В каждом уважающем себя городе были и есть такие улочки: мрачные, узловатые, до горечи настоянные на дрязгах и обидах, упивающиеся собственным уродством с мстительной радостью калеки, который подставляет обмотанную тряпьем кочерыжку ноги благообразному прохожему. Темень и чад оберегают эти улочки от наскоков холеной цивилизации лучше любого ангела-хранителя. Густая горечь разматывается, как повязка тяжелораненого: сравнительно белый слой пыли и перелетного мусора, сероватый слой окурков, битого стекла, клейкой банановой кожуры и пирожков под плотной шубой полиэтилена, за ним желтый и жирный – чебуреки, беляши в маслянистом мазуте, пропеченные до мозга костей куры-гриль, еще какие-то груши из черного стекла; далее рыжеватый и сочащийся – прогорклое масло, плевки, атомы прошлогодней селедки; кисло-серый – забальзамированный запах мочи, шлейф бездомных кошек и собак, когда-либо здесь побывавших, и, наконец, совсем черный – жилы, кости, что-то горелое и давно неживое.
День и ночь, повинуясь какому-то жуткому закону природы, в этих выгребных закоулках человечества пузырится жизнь. И вечно-то они перенаселены: бойко идет торговля, снуют между прохожими, постреливая глазками, малолетние воришки. В искалеченных детских колясках, на фанерных ящиках, коробках или газетках заботливо разложены чипсы, пиратские видеокассеты, декольтированные, томно запрокинувшие голову женские романы, гвоздики и розы – грязные погорельцы, горки конфет с неразличимыми названиями, жареный арахис в рваном кружеве шелухи, детские колготы, женское белье на любой, самый затейливый вкус, вяленая рыба, груды цветастого тряпья под гордой вывеской «все по пять гривен» и еще много, бесконечно много стекляшек, тянучек, гребешков, бутылочек, тюбиков, коробочек и бадеек, название и предназначение которых теряется в веках.

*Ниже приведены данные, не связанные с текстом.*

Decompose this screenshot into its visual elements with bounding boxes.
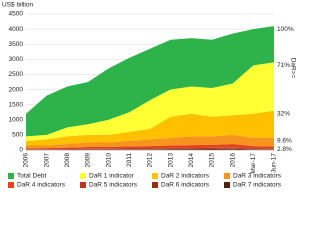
y-tick-label: 4000	[9, 26, 24, 33]
area	[26, 148, 274, 150]
y-tick-label: 1500	[9, 101, 24, 108]
y-tick-label: 0	[19, 147, 23, 154]
x-tick-label: 2015	[209, 153, 216, 168]
annotation: 71%	[277, 62, 290, 69]
x-tick-label: 2007	[43, 153, 50, 168]
x-tick-label: 2013	[167, 153, 174, 168]
legend-label: DaR 6 indicators	[161, 182, 210, 189]
x-tick-label: 2011	[126, 153, 133, 167]
area	[26, 143, 274, 150]
annotation-title: DaR>=	[289, 58, 296, 79]
x-tick-label: 2012	[147, 153, 154, 168]
annotation: 32%	[277, 110, 290, 117]
legend-label: DaR 3 indicators	[233, 173, 282, 180]
area	[26, 26, 274, 137]
legend-label: DaR 7 indicators	[233, 182, 282, 189]
x-tick-label: 2014	[188, 153, 195, 168]
legend-swatch	[224, 173, 230, 179]
legend-swatch	[152, 173, 158, 179]
area	[26, 62, 274, 141]
legend-label: DaR 5 indicators	[89, 182, 138, 189]
y-tick-label: 3000	[9, 56, 24, 63]
y-axis-label: US$ billion	[2, 2, 33, 9]
legend-swatch	[80, 182, 86, 188]
y-tick-label: 4500	[9, 11, 24, 18]
legend-swatch	[224, 182, 230, 188]
x-tick-label: 2008	[64, 153, 71, 168]
x-tick-label: 2006	[23, 153, 30, 168]
y-tick-label: 1000	[9, 116, 24, 123]
y-tick-label: 2000	[9, 86, 24, 93]
area	[26, 110, 274, 146]
y-tick-label: 2500	[9, 71, 24, 78]
legend-label: Total Debt	[17, 173, 46, 180]
legend-swatch	[8, 173, 14, 179]
legend-swatch	[8, 182, 14, 188]
legend-label: DaR 4 indicators	[17, 182, 66, 189]
annotation: 2.8%	[277, 146, 292, 153]
annotation: 9.6%	[277, 138, 292, 145]
legend-swatch	[80, 173, 86, 179]
y-tick-label: 500	[12, 132, 23, 139]
legend-swatch	[152, 182, 158, 188]
x-tick-label: Jun-17	[271, 153, 278, 173]
y-tick-label: 3500	[9, 41, 24, 48]
legend-label: DaR 1 indicator	[89, 173, 135, 180]
x-tick-label: 2009	[85, 153, 92, 168]
legend-label: DaR 2 indicators	[161, 173, 210, 180]
annotation: 100%	[277, 26, 294, 33]
x-tick-label: 2010	[105, 153, 112, 168]
area	[26, 147, 274, 150]
area	[26, 134, 274, 149]
chart: US$ billion DaR>= 0 500 1000 1500 2000 2500 30…	[2, 1, 297, 189]
x-tick-label: Mar-17	[250, 153, 257, 174]
x-tick-label: 2016	[229, 153, 236, 168]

Не отвлекаясь на все эти чудеса, наше такси у «Макдоналдса» за спиной выскочило на Старый мост и, мастерски лавируя между неповоротливыми маршрутками, понеслось дальше. По испещренной бликами черной воде, набирая скорость, скользила светлая полоса: в нижнем ярусе шел куда-то поезд. Шофер сосредоточенно помалкивал, решив, видимо, обогнать и его. Жужа спала – спокойная, далекая незнакомка. Магнитофон тихо пел про звездную пыль на сапогах.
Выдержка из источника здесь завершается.